Die Bezirksvertretung Alt-Remscheid hat gestern den Antrag des RTV abgelehnt, die Theodor-Körner-Straße zur Einbahnstraße zu machen. Zugleich schlug allerdings Norbert Stippekohl (CDU) vor, den Parkplatz der Gertrud-Bäumer-Schule ab 17 Uhr zum Parken freizugeben. Dies will die Verwaltung nun prüfen. In ihrem Bericht, in dem sie von einer Einbahnstraßenregelung abgeraten hatte, heißt es:

„Erfahrungsgemäß ist bei der Einrichtung von Einbahnstraßen von einer Erhöhung des Geschwindigkeitsniveaus aufgrund des fehlenden Begegnungsverkehrs und der weniger eingeengten Verkehrssituation insgesamt auszugehen. Zudem ist fraglich, ob aufgrund der vorgeschlagenen Änderung der Verkehrsführung überhaupt zusätzliche Parkplätze geschaffen werden könnten. Neben dem zeitlich beschränkten eingeschränkten Haltverbot im Zuge der Theodor-Körner-Straße, welches nach wie vor für die Andienung des Netto-Marktes bestehen bleiben muss, stehen die übrigen Bereiche schon heute zum Parken zur Verfügung. Weitere zahlreiche Parkplätze befinden sich in zumutbarer fußläufiger Entfernung in allen angrenzenden Straßen.
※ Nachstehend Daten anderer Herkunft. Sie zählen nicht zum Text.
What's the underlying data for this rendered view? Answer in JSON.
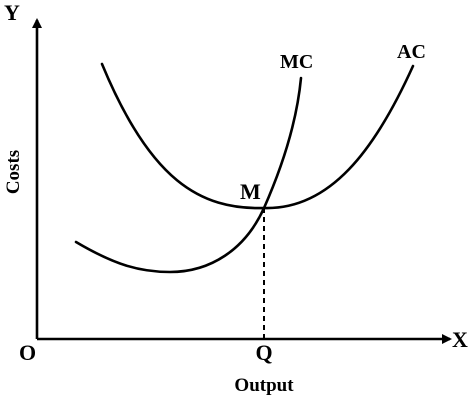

Eine … am 14. August durchgeführte 24-stündige Verkehrszählung hat zudem ergeben, dass die Theodor-Körner-Straße zwischen Hindenburgstraße und Carl-Friederichs-Straße in Fahrtrichtung Schützenstraße von insgesamt 1832 Fahrzeugen befahren wurde, in der Gegenrichtung wurden 1302 Fahrzeuge gezählt. Diese Verkehre würden im Falle der Einrichtung einer Einbahnstraßenregelung in andere, weniger geeignete Straßenzüge verdrängt. Beispielhaft seien hier Adolfstraße und Mozartstraße genannt, zwei Straßen, die ungeeignet sind, täglich weit über 1000 Fahrzeuge zusätzlich aufzunehmen. Auch eine zusätzliche Belastung des Knotens Wilhelmstraße / Hindenburgstraße ist nicht zuletzt aufgrund der räumlichen Nähe zur dortigen Grundschule aus verkehrlicher Sicht nicht anzustreben. Im Ergebnis ist somit festzustellen, dass der Vorschlag lediglich unnötige Restriktionen für den Fahrzeugverkehr, hier in erster Linie für Anlieger und Anwohner, bedeuten würde, bei gleichzeitigen Verkehrsverlagerungen in benachbarte Straßen, die aufgrund ihrer baulichen Ausgestaltung nicht dazu geeignet erscheinen, die v.g. Verkehrsmengen zusätzlich aufzunehmen.“ Das sei schlüssig, befand Ernst Otto Mähler (SPD).